September ended with 645 million square meters of floor space available in China's commercial buildings (which includes residential buildings). This is down slightly from the 648 million square meters of floor space that was available at the end of August, but compared to the end of the last several years, this 645 million square meters of floor space continues to mark the largest amount available since 2016.
As we have continued to stress in Commodore's Weekly China Reports, a huge excess of homes remains available in China's housing market. However, we continue to stress that supply and demand of Chinese homes is not what drives China’s dry bulk spot demand. The production of steel, consumption of iron ore, consumption of coal, global mining, etc. are what drives China's commodity imports and spot demand for dry bulk vessels — and this year has continued to see iron ore and coal imports stay strong as we have been stressing. Looking forward, there are still no signs that China's robust appetite for commodity imports is set to suddenly reverse, even as there are also still no signs that China’s extreme housing oversupply problem is set to suddenly be solved.

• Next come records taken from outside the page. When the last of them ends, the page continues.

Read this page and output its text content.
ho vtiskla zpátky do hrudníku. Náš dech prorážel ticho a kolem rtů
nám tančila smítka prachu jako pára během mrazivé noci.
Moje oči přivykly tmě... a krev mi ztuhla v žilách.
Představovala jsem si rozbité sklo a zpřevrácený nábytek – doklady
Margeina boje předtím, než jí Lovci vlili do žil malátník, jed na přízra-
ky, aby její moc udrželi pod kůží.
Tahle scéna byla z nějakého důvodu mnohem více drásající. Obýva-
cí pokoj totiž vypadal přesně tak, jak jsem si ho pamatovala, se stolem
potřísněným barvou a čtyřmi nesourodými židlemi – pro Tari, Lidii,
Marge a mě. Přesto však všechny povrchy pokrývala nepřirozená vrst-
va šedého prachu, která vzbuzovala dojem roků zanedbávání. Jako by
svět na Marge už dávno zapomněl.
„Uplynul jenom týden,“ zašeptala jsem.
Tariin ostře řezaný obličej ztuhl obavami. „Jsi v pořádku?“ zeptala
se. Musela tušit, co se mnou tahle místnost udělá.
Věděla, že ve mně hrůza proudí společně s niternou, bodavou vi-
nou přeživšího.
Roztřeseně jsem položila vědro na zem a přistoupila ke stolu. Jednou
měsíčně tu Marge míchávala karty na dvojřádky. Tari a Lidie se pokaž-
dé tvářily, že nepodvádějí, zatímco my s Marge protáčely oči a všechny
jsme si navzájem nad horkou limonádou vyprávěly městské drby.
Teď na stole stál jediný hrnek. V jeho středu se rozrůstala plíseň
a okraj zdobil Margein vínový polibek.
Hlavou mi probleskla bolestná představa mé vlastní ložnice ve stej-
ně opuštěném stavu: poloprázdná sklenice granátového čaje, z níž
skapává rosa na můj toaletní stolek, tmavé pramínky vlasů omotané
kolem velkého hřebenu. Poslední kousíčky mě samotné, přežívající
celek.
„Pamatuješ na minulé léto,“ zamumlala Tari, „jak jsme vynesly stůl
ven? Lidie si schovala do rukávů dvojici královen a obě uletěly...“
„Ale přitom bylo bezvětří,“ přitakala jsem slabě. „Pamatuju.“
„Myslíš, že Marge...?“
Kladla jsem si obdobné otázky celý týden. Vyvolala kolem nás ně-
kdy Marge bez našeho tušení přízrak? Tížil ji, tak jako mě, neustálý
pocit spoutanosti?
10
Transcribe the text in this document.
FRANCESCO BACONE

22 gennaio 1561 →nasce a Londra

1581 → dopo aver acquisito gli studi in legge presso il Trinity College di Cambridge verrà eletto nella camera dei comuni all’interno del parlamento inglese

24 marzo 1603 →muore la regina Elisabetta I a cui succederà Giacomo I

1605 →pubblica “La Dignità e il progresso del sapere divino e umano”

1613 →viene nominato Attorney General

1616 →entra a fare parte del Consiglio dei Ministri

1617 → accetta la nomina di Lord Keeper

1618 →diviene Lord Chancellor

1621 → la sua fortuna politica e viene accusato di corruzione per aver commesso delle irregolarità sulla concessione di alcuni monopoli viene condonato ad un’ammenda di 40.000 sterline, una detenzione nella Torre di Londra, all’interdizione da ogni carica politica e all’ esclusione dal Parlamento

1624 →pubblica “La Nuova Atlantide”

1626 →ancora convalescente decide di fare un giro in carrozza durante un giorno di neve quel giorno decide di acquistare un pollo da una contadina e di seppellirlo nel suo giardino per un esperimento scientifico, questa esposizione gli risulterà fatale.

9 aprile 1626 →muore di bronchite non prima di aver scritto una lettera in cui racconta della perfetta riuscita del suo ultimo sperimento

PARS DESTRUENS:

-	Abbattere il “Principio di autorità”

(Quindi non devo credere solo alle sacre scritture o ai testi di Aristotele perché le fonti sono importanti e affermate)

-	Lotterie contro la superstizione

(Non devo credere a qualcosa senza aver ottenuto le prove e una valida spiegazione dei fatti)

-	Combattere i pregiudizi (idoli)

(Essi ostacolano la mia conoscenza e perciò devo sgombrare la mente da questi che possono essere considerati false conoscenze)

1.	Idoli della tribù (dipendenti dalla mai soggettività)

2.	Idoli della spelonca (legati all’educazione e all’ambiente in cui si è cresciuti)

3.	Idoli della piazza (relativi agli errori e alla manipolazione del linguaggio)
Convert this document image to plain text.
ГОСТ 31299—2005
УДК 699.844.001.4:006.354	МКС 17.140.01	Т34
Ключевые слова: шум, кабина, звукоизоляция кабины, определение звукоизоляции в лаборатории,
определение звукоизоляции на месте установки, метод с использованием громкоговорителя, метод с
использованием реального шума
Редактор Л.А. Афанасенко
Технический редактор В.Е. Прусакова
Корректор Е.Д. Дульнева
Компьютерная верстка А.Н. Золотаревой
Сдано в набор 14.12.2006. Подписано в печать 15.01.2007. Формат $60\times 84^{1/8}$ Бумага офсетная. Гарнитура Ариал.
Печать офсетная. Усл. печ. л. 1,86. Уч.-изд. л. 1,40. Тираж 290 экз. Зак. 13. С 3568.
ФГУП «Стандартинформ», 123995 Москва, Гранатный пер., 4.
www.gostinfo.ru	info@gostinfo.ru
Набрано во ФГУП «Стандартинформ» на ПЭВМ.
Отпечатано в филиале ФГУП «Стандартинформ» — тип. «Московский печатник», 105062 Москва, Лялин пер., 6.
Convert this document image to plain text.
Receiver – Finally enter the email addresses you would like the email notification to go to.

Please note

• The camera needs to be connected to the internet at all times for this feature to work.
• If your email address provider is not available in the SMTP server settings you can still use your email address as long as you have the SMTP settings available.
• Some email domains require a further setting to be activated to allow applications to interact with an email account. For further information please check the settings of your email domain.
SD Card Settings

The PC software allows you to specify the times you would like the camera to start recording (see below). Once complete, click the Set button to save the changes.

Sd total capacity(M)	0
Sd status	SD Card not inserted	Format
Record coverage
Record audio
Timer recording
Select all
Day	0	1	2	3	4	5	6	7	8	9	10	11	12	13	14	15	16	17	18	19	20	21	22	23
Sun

Through the first nine months of this year, China’s iron ore imports have totaled 877.7 million tons, which is up year-on-year by 54.6 million tons (7%). Coal imports have totaled 347.6 million tons, which is up year-on-year by 146.7 million tons (73%). Collectively, imports have totaled 1.225 billion tons, which is up year-on-year by 201.3 million tons (20%) and is the largest amount ever imported in the first nine months of any year.